Is this angular momentum question correct?

[Lachlan1]

Homework Statement

A ball traveling in a straight line, colides with the end of a pole on a centre pivot, ie, the pole initially has inertia given by equation (ML^2)/12.After the colision, the ball sticks to the pole and the two rotate together. What is needed to be found is the angular speed

use the variables m for mass of ball, d for length of pole, omega symbol for angular speed, v for speed of ball before colision.

Homework Equations

cross product of vectors for ball initially are sued to generate the balls angular momentum.
so, angluar momentum=(displacement vector) *(momentum vector) = L = r*p
i take this as L=-d/2 *m*v
this is also angular momentum intital, as the conservation of momentum is used to calulate the resulting angular speed. the final angular momentum = inertia *omega
final inertia is equal to the sum of the two moment of inertias about the axis. this is
mr^2 + (ML^2)/12

The Attempt at a Solution

using
-d/2 *m*v=(omega)(mr^2 + (ML^2)/12)
rearange to isolate omega results in
omega= [-d/2 *m*v]/[(mr^2) + (ML^2)/12]

is this right though?
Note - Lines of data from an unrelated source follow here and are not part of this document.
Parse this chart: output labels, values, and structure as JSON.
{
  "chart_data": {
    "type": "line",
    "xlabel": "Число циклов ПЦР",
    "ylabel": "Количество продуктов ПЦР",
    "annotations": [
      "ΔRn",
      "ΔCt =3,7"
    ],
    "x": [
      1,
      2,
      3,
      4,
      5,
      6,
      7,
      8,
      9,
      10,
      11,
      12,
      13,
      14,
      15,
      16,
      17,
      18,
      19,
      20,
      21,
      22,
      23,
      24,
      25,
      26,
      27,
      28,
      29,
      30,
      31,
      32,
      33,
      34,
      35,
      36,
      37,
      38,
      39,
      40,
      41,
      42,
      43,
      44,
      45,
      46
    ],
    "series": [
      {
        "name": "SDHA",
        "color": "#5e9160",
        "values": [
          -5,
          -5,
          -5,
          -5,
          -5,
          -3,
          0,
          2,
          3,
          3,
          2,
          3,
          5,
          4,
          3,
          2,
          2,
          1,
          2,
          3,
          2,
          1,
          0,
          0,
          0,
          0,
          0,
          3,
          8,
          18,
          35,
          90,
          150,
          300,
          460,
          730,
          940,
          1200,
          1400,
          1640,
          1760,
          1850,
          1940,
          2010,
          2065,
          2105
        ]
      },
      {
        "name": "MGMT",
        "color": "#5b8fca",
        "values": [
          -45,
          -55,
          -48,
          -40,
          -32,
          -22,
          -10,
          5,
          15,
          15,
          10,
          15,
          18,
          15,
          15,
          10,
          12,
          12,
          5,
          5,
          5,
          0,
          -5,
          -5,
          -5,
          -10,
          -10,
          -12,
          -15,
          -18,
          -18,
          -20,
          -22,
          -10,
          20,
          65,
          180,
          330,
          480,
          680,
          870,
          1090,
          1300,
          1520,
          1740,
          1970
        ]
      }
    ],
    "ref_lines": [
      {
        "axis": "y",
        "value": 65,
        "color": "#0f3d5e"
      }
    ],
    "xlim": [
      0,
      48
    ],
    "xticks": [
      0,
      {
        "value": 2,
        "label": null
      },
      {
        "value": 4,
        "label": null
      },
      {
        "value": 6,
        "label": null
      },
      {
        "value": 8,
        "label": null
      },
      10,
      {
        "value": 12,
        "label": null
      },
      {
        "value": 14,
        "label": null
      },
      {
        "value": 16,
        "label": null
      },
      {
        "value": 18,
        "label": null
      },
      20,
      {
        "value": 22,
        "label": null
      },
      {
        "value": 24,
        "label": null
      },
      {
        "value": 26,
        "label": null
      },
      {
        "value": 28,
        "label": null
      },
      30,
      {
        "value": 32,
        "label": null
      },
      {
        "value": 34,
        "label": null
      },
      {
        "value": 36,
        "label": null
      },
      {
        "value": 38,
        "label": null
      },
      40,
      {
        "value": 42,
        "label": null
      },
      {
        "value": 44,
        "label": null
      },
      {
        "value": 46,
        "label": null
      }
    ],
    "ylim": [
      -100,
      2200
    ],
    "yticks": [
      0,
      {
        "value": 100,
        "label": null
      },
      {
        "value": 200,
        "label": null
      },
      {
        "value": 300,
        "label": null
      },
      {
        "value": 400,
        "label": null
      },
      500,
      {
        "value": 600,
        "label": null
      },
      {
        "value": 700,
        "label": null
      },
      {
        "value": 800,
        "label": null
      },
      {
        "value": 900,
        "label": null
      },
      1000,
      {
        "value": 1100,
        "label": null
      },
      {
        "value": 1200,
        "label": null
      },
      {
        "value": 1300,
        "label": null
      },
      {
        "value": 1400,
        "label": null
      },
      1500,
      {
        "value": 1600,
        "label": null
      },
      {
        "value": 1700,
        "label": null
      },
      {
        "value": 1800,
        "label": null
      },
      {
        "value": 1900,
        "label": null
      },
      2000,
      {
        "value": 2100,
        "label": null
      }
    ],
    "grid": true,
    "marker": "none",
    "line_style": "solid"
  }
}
I am not sure I've done the cross product correctly.

 

[Filip Larsen]

Assuming that the velocity of the ball is perpendicular to the pole when it hits, it looks ok to me.

Though, you probably want to express r and L (in ML^2) in terms of d to avoid confusing yourself later (especially since you also used L to mean angular momentum).

 

[Lachlan1]

yeah, ok. thanks for your help